A recent study by the Milken Institute - an independent economic think tank - ranks Pennsylvania as the
number one state in the U.S. for its concentration of health-care employment. The commonwealth has
nearly 800,000 health-care jobs and an additional 82,000 employees in biomedical companies.

"Our hospitals alone provide nearly $34 billion in direct and secondary spending and the rippling effect
results in an estimated 438,000 Pennsylvania jobs," Governor Rendell said. "However, we currently have
an estimated 17,000 nursing and health-care job openings, and projections show significant increases in
unfilled positions in the future.

"The Center for Health Careers will provide a coordinated plan and focused leadership to address future
demands; target career outreach; and provide financial assistance to students and educational
programs," according to Sandi Vito, Deputy Secretary for Workforce Development in the Department of
Labor & Industry, who is overseeing coordination of workforce strategies across multiple state agencies.

The Center will be a private/public Industry Partnership of health-care employers, industry and
professional associations, educational institutions, labor unions, foundations, Commonwealth agencies -
including the Departments of Labor & Industry; Health; the Governor's Office of Health Care Reform; and
the Pennsylvania Higher Education Assistance Agency - and others working collaboratively to address
the commonwealth's current and future health-care workforce needs.

The Center for Health Careers will serve as a catalyst to develop action-oriented strategies to address
Pennsylvania's short- and long-term health-care workforce challenges. In its first year, the Center seeks
to address four key challenges:

* Increasing educational capacity.

* Creating career ladders in health care.

* Helping employers retain health care workers.

* Establishing a regional direct care workforce center pilot project.

"I want to thank the three Leadership Council co-chairs - Gerald Miller, president and CEO of
Crozer-Keystone Health System, Delaware County; Eileen Connelly, executive director of Pennsylvania's
Service Employees International Union (SEIU) State Council, Dauphin County; and Kathleen Malloy
Ph.D., vice president for Health Professions at the Community College of Allegheny County - whose
leadership I am sure will spark the Council to significant accomplishments," Governor Rendell said.

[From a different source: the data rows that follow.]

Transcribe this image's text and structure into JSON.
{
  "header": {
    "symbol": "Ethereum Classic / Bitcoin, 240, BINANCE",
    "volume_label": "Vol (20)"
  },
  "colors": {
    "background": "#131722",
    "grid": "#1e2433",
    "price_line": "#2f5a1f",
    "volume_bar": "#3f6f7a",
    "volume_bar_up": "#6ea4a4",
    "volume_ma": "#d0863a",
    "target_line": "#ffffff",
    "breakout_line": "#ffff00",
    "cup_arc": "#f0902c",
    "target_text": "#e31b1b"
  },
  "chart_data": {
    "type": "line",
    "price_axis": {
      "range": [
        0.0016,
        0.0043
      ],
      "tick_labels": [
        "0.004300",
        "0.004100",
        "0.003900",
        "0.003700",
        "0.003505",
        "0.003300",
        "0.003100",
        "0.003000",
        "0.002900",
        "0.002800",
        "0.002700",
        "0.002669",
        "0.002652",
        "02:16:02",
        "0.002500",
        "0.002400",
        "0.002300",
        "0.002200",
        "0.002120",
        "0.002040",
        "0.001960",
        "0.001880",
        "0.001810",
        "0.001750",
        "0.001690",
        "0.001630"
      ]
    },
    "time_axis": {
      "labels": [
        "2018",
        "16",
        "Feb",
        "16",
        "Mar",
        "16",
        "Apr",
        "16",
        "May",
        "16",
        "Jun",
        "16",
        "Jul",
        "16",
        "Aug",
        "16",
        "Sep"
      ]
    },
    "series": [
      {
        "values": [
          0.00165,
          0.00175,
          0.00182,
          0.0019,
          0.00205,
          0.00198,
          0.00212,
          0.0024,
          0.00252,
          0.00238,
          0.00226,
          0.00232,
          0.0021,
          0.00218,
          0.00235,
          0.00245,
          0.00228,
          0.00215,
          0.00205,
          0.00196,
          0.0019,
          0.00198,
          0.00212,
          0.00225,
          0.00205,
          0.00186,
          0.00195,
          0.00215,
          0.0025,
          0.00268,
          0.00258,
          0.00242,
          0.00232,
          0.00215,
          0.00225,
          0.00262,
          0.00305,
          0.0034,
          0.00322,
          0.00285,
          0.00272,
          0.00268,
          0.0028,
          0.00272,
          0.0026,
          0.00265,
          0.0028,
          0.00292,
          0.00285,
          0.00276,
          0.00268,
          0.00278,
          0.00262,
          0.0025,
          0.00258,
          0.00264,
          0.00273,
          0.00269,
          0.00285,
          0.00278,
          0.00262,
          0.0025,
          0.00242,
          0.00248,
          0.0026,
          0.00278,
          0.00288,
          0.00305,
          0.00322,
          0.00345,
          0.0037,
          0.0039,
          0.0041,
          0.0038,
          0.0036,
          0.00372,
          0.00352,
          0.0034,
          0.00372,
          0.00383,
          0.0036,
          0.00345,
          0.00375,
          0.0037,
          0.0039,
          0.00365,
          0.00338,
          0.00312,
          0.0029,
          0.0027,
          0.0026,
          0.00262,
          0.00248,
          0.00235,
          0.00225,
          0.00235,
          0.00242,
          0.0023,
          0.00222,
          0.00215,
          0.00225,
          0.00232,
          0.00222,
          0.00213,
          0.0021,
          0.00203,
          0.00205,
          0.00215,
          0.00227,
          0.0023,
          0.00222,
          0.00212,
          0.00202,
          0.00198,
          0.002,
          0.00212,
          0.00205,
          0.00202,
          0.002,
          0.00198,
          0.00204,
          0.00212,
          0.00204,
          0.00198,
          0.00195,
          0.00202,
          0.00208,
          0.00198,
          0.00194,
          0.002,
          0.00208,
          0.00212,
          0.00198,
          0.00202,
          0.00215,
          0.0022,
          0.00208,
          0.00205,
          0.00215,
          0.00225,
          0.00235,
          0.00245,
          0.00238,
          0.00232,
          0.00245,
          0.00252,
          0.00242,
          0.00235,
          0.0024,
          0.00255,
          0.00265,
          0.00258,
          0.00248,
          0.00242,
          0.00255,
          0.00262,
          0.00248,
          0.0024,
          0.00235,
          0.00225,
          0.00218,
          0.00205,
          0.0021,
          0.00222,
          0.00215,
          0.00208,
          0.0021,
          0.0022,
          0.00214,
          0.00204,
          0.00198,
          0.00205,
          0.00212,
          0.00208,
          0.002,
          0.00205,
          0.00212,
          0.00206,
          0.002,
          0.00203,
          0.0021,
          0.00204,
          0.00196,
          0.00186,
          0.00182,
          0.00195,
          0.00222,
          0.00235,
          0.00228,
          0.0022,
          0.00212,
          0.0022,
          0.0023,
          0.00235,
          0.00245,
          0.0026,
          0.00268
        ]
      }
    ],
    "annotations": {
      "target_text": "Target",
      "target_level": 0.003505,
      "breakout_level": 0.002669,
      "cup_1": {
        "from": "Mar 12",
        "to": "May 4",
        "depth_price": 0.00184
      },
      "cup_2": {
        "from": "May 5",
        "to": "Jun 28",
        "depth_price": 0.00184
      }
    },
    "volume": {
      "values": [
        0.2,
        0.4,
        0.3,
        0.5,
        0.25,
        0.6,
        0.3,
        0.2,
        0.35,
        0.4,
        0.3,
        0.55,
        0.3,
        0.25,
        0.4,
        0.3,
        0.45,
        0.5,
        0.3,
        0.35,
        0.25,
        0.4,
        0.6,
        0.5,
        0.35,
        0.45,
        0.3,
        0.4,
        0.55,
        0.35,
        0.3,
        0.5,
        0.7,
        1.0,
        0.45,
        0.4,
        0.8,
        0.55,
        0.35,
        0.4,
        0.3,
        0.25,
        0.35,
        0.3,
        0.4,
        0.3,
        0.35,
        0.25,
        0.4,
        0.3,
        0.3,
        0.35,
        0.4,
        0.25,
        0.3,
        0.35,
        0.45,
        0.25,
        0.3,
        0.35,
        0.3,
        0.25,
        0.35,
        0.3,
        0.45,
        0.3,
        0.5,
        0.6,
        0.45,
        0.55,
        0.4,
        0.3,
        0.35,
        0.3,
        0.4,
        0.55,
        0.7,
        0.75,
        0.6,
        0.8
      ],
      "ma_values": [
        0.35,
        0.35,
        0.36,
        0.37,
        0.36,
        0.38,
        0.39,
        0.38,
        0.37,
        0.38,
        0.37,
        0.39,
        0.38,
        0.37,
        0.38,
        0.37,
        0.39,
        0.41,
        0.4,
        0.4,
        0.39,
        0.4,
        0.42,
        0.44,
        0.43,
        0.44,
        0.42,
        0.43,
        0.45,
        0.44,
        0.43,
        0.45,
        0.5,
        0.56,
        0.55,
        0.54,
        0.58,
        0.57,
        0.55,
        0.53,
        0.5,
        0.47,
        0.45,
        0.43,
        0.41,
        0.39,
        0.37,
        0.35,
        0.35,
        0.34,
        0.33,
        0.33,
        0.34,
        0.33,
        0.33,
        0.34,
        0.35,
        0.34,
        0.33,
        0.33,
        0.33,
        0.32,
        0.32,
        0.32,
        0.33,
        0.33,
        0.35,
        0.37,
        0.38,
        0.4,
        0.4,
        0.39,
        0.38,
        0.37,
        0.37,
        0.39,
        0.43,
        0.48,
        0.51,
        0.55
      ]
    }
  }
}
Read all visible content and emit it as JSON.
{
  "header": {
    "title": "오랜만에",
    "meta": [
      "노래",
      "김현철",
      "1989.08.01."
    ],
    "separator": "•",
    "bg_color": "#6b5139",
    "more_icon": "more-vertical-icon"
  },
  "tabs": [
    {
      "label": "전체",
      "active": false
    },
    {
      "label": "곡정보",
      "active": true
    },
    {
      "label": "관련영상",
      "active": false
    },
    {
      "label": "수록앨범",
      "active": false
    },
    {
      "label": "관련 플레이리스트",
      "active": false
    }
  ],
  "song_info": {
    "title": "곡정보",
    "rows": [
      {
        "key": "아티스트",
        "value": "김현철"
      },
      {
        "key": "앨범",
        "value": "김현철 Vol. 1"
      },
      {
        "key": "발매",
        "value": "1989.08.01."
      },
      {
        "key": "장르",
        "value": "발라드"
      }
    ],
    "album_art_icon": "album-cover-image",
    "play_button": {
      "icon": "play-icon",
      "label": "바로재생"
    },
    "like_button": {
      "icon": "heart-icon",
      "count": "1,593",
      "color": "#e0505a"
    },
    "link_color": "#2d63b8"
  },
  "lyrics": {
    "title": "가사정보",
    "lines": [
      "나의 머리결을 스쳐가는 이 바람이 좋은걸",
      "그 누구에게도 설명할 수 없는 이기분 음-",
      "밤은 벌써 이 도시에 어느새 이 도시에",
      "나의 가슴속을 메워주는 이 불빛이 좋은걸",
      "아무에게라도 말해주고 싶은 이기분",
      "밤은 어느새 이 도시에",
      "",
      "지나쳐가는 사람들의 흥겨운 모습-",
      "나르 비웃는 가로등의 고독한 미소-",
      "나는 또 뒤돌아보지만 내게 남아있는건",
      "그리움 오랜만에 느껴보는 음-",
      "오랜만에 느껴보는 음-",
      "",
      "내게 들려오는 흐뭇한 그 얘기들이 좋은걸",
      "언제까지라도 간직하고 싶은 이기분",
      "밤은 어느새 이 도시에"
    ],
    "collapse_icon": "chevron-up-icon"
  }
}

The Center will be housed, coordinated and staffed by the Pennsylvania Workforce Investment Board
(PA WIB), led by Executive Director Fred Dedrick, and directed by a private/public Leadership Council. In
the coming months, the Center will hold a series of regional meetings with health-care and education
leaders to develop strategies to enable nursing schools to graduate more registered nurses and licensed
practical nurses who will practice in Pennsylvania.